Review: Billy Fury - Billy Fury (1960)
Tracks: 1) Maybe Tomorrow; 2) Gonna Type A Letter; 3) Margo; 4) Don’t Knock Upon My Door; 5) Time Has Come; 6) Collette; 7) Baby How I Cried; 8) Angel Face; 9) Last Kiss; 10) Wondrous Place.
REVIEW
Billy’s second LP seems to have been little more than a scoop-up of his latest singles, which is perhaps why, unlike most of his early 1960s records, this one never got a CD release, and I had to do a bit of a reconstruction from a variety of sources (including some extremely poor quality recordings). It is relatively important to include it here, though, since the self-titled LP contains both the A- and B-sides to his first two singles from 1959 — the stuff that made him a star in the first place.

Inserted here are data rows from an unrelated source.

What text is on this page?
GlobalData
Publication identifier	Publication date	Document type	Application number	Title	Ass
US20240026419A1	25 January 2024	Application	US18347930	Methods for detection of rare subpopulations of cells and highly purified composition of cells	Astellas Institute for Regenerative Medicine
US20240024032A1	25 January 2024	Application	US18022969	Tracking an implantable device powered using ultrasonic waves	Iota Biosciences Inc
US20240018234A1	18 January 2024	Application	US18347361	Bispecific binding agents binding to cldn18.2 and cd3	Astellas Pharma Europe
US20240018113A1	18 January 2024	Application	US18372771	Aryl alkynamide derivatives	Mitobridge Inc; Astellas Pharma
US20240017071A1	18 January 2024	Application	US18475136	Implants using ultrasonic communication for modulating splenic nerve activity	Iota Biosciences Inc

Interestingly, both of the A-sides are sweet ballads, with the rocking material relegated to the B-sides: apparently, British marketeers were not willing to take chances and counted on Billy’s potential lady fans to be a more stable source of income than the rowdy masculine rock’n’roll riff-raff rabble. Indeed, the ballads are syrupy enough, but not hopeless: ʽMaybe Tomorrowʼ is an attempt to write something in the Everlys’ style, with a vocal part that finds a good balance between pathos and humility (it also helps that no strings are involved, though the ghostly female backup vocals are almost comically spooky), and the somewhat denser ʽMargoʼ, based on the same chord progression and replete with the same echoey female backups and woodwind flourishes, is more in the vein of sugary post-Army Elvis. (My favorite thing about ‘Margo’ just might be the ridiculously ambiguous lyrical line "Oh please be mine / Most of the time" — I am all but sure the author himself never paid much attention to the idea that some of the time Margo might be somebody else’s, but I do wonder if the BBC radio services ever had any problems with this).

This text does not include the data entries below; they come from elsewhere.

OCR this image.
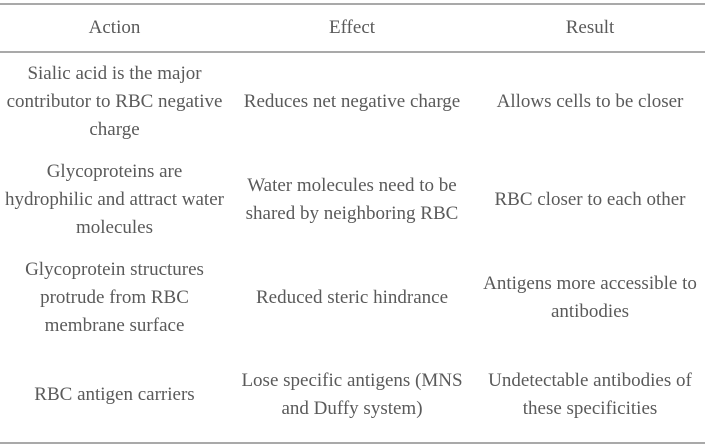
Action	Effect	Result
Sialic acid is the major contributor to RBC negative charge	Reduces net negative charge	Allows cells to be closer
Glycoproteins are hydrophilic and attract water molecules	Water molecules need to be shared by neighboring RBC	RBC closer to each other
Glycoprotein structures protrude from RBC membrane surface	Reduced steric hindrance	Antigens more accessible to antibodies
RBC antigen carriers	Lose specific antigens (MNS and Duffy system)	Undetectable antibodies of these specificities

Of the rockers, ʽDon’t Knock Upon My Doorʼ is the more important one — one of Billy’s fastest and craziest tunes, a straightforward Elvis homage in the spirit of ʽHard Headed Womanʼ, but a little less dangerous-sounding due to the oddly placed have-a-good-time cheerleader harmonies (replete with obligatory mental visions of early 1960’s girls in sexy tights) and the lack of any sharp lead guitar work (in a curious twist, the solo is relegated over to the bass edge of the piano). Still, it is as fun as any second-tier rockabilly number, and so is ʽGonna Type A Letterʼ, although the latter is, unfortunately, marred by a rather corny brass backing (whatever these wind blowers were doing in the studio on that day, they surely were not prepared for a true rock’n’roll number) — do, however, spare a minute to appreciate the novelty touch of using the keys of an actual typewriter for additional percussion (at least, as somebody who still remembers well enough the sound of a proper typewriter, I think it’s an actual typewriter).
Most of the other tracks are ballads, ballads, ballads, ranging from the easily tolerable (the bluesy waltz ʽBaby How I Criedʼ) to the highly questionable (ʽColletteʼ — way too hard trying to become the Everlys here, even double-tracking the vocals so as to sound like Phil and Don at the same time) to the awful (an overtly-sickeningly sweet attitude on ʽAngel Faceʼ, sadly, presaging many of the disappointments to come). But at least the album does get a modestly-excellent conclusion with ʽWondrous Placeʼ, a moody Latin/Western hybrid with a melancholic flair which Billy pulls off real well, even if, once again, it is just one of several of Elvis’ incarnations that he is modelling here (I can just picture the song becoming even better with Elvis’ gruff baritone instead of Billy’s nasal tenor).
Overall, the album does sound significantly different from The Sound Of Fury — more echo, more atmosphere, less rockabilly, more balladry — which is mildly curious, considering that most of this stuff was recorded at approximately the same time. Openly recommending it is beyond my honesty-bending skills (not to mention that this would require setting up a special Ebay search), but putting it down for reasons of cheesiness or lack of originality is not something I would like to do, either: even most of the ballads are well within the adequacy limits, and some do have original melodic hooks. It is rather pathetic, though, just how few rockers they let Billy place on the LP, despite his obvious attraction to the bawdy side of the business. For a guy named "Fury", there sure is a sore deficiency of genuine fury — ‘Don’t Knock Upon My Door’ is the only song on which the singer sounds even remotely angry. It is things like these that make me wonder what was the precise mechanism to get all those brash young rock’n’roll-loving guys to tone down their image once they’d made the big time — big money? free pussy? promises of even bigger stardom? all of the above and a complementary ticket to Disneyland? Unfortunately, the further we get removed from that epoch, the more difficult it becomes to answer that question... yet in some ways, it is one of those perennial questions where you might actually get insights from the present in order to clear up the past.